O ministro deixou o governo desmoralizado diante do próprio presidente Luiz Inácio Lula da Silva. "Os direitos da cidadania estão acima das circunstâncias e dos indivíduos. Na medida em que o Estado de Direito não foi respeitado nesse episódio (a violação do sigilo de Nildo), o presidente imediatamente muda sua equipe com o afastamento do presidente da Caixa Econômica Federal e do ministro da Fazenda e faz a nomeação do novo ministro", disse o líder do governo no Senado, Aloizio Mercadante (PT-SP), ao deixar uma reunião com Lula, da qual também participou Mantega, o sucessor de Palocci.

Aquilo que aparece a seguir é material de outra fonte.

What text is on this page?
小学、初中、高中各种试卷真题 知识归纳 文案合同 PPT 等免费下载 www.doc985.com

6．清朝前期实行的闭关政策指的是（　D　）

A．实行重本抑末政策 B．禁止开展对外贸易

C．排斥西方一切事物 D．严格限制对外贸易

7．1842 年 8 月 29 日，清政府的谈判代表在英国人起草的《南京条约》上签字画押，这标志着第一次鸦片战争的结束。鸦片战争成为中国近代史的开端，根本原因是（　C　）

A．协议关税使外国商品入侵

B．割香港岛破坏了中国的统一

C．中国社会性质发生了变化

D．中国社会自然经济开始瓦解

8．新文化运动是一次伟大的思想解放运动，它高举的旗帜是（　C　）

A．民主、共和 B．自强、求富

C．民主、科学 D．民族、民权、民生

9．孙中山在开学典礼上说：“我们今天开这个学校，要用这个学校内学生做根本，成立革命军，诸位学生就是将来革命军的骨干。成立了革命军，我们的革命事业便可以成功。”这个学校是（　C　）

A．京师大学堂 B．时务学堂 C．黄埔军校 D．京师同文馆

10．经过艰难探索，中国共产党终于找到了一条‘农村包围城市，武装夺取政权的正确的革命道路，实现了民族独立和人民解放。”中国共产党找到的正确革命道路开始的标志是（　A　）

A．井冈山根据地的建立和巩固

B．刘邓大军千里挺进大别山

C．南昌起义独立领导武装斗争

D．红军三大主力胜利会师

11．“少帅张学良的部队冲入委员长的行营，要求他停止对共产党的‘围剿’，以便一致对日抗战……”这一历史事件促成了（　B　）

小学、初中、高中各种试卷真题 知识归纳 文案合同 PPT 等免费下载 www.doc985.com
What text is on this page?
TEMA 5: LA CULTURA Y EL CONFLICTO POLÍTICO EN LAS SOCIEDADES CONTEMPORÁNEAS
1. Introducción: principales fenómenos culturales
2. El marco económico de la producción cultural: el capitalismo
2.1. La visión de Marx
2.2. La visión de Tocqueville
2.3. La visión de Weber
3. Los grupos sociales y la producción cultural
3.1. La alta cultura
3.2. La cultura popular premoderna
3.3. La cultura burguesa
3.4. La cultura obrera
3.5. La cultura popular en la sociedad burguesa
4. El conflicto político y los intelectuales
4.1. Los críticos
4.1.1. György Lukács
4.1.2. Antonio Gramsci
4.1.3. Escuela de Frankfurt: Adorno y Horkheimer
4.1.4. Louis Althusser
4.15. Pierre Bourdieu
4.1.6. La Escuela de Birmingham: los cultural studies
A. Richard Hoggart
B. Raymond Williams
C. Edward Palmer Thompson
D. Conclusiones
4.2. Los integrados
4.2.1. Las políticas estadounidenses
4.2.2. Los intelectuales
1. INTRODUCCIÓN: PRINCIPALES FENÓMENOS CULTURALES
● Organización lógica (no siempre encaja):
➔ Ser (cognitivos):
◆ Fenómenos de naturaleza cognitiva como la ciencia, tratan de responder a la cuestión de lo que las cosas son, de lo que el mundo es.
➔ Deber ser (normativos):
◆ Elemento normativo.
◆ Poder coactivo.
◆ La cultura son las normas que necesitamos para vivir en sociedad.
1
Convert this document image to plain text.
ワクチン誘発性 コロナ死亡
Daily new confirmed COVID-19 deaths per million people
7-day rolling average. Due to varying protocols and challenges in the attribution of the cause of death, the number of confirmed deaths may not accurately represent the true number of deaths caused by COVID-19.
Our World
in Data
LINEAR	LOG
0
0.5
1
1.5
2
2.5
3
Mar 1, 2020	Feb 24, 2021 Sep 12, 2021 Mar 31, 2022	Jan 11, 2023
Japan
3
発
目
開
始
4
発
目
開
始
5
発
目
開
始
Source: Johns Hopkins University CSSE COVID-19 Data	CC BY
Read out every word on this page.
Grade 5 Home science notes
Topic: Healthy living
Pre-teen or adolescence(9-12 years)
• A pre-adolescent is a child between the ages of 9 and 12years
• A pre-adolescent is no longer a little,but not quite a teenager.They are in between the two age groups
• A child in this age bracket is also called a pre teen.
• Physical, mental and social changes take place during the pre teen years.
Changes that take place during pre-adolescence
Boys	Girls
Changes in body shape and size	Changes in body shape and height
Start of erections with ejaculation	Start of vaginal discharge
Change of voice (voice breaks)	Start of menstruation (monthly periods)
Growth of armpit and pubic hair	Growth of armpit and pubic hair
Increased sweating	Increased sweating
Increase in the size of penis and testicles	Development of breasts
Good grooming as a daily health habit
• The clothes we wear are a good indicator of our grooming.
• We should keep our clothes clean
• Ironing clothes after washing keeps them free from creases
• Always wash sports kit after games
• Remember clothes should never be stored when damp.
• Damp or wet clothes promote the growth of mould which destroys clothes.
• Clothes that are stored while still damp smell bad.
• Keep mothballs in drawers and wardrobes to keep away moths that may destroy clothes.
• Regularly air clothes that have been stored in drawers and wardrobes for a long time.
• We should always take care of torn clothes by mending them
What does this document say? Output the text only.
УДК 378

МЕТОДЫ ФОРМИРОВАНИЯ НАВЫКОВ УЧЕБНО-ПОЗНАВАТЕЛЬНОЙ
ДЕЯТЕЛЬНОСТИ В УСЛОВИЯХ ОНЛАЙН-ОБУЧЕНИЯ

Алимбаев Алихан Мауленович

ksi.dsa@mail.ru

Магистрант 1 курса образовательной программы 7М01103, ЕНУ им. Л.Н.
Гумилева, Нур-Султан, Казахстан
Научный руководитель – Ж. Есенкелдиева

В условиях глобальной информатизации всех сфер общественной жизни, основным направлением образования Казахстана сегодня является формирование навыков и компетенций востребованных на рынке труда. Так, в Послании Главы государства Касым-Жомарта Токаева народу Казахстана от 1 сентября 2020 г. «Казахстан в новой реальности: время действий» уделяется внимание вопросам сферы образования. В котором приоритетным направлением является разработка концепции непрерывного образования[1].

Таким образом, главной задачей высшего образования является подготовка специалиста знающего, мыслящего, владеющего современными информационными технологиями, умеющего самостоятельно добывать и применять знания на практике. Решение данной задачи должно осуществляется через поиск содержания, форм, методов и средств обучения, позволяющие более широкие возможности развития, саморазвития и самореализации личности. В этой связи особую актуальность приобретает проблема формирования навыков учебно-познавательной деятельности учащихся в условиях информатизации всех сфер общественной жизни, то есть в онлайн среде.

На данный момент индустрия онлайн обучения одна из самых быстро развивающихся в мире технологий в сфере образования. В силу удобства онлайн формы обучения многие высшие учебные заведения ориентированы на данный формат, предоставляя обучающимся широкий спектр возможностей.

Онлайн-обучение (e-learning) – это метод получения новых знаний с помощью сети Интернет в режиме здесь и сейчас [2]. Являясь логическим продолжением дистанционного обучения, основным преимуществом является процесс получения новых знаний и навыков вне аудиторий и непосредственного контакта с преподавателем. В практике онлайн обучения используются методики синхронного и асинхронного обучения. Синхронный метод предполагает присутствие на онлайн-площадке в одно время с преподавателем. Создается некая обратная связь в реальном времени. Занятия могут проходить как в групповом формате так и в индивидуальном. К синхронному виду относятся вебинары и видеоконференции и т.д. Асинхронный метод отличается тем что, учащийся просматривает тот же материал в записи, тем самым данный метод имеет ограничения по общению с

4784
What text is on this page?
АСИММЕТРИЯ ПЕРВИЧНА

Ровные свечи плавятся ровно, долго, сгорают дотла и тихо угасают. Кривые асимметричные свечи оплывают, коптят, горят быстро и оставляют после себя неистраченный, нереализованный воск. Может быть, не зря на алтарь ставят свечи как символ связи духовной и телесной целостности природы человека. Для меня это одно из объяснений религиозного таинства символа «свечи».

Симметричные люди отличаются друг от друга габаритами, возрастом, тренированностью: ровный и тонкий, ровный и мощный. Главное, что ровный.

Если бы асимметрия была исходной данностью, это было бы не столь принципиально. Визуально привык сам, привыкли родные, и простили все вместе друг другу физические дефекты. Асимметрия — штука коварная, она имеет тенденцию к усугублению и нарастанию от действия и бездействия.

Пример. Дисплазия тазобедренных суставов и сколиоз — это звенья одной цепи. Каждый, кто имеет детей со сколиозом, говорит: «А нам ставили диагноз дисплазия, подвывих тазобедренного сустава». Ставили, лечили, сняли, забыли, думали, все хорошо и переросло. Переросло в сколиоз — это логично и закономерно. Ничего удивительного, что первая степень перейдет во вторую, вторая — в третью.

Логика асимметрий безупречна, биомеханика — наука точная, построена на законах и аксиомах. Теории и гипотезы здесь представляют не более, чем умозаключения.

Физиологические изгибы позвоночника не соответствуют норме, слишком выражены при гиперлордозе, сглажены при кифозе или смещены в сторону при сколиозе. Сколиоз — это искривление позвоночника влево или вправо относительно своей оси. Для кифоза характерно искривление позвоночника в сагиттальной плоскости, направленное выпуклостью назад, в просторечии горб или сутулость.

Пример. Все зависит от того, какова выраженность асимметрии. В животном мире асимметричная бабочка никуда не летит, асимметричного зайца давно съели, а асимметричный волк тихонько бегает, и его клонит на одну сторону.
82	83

"Os que estavam envolvidos tiveram também a grandeza de reconhecer a gravidade do erro e pediram o afastamento do governo", afirmou Mercadante. "O ministro, ao encaminhar seu pedido de demissão, demonstra espírito público e reconhecimento pelo erro que foi cometido. Na democracia, as circunstâncias e os indivíduos não vão pesar nas decisões deste governo. O cidadão terá seus direitos preservados. Ninguém está acima da lei e dos direitos da cidadania."

Para Mercadante, a troca de comando na economia não trará complicações. "O País vive um quadro de estabilidade econômica e é muito importante que isso seja preservado", afirmou. "O ministro Guido Mantega, que acompanha todo esse trabalho, sabe das orientações do presidente. Esse rumo de segurança e estabilidade será mantido."

Palocci encaminhou seu pedido de demissão - que chamou de "afastamento" - por volta das 17 horas. Mandou também ao presidente uma carta com suas justificativas. Lula aceitou o "afastamento", mas assessores no Planalto foram orientados a dizer aos líderes petistas e de partidos aliados que se tratava de demissão. Como tal, poderiam fazer a comunicação ao Congresso.